Saturday, December 11, 2010

"Tax Cut Deal Spurs Deficit Anxieties"

"...Senator Tom Coburn, an Oklahoma Republican who recently voted for a plan to slash the national debt by $3.9 trillion, told The Financial Times yesterday that the tax cut deal sends a bad signal to capital markets: the U.S. isn't serious about combating its ballooning deficit. Coburn is troubled not by the cost of the proposed economic package but by the fact that the proposal doesn't include offsetting spending cuts.

...The U.S. May Soon Become A Real Credit Risk, concludes 24/7 Wall St.'s Douglas McIntyre, pointing out that the rates for America's sovereign debt have risen recently.

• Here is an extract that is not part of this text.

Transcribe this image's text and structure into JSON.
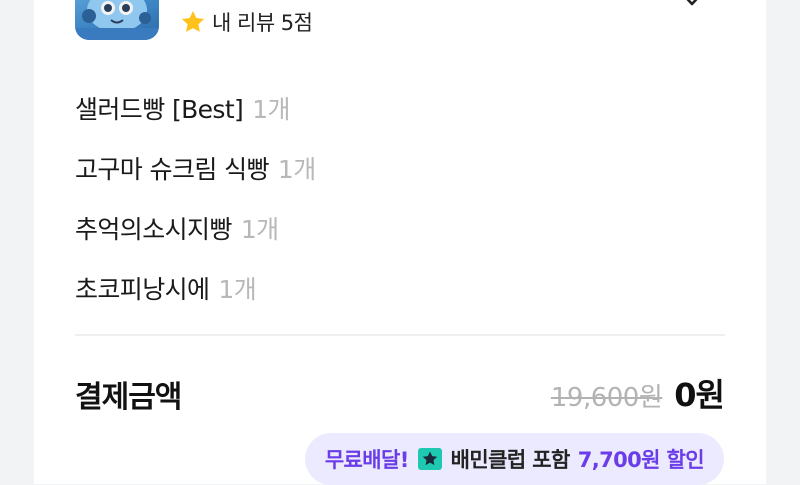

Tax benefits that fail to spur spending will raise the deficit, he contends, and the gamble that the tax cut deal's cost can "be recouped through spending is a long one if unemployment remains high, consumers remain concerned, and businesses refuse to increase their investment activity because of a fear that the economic recovery is a mirage." The Federal Reserve's low interest rates haven't served as a boon to spending, McIntyre says, so why will low taxes?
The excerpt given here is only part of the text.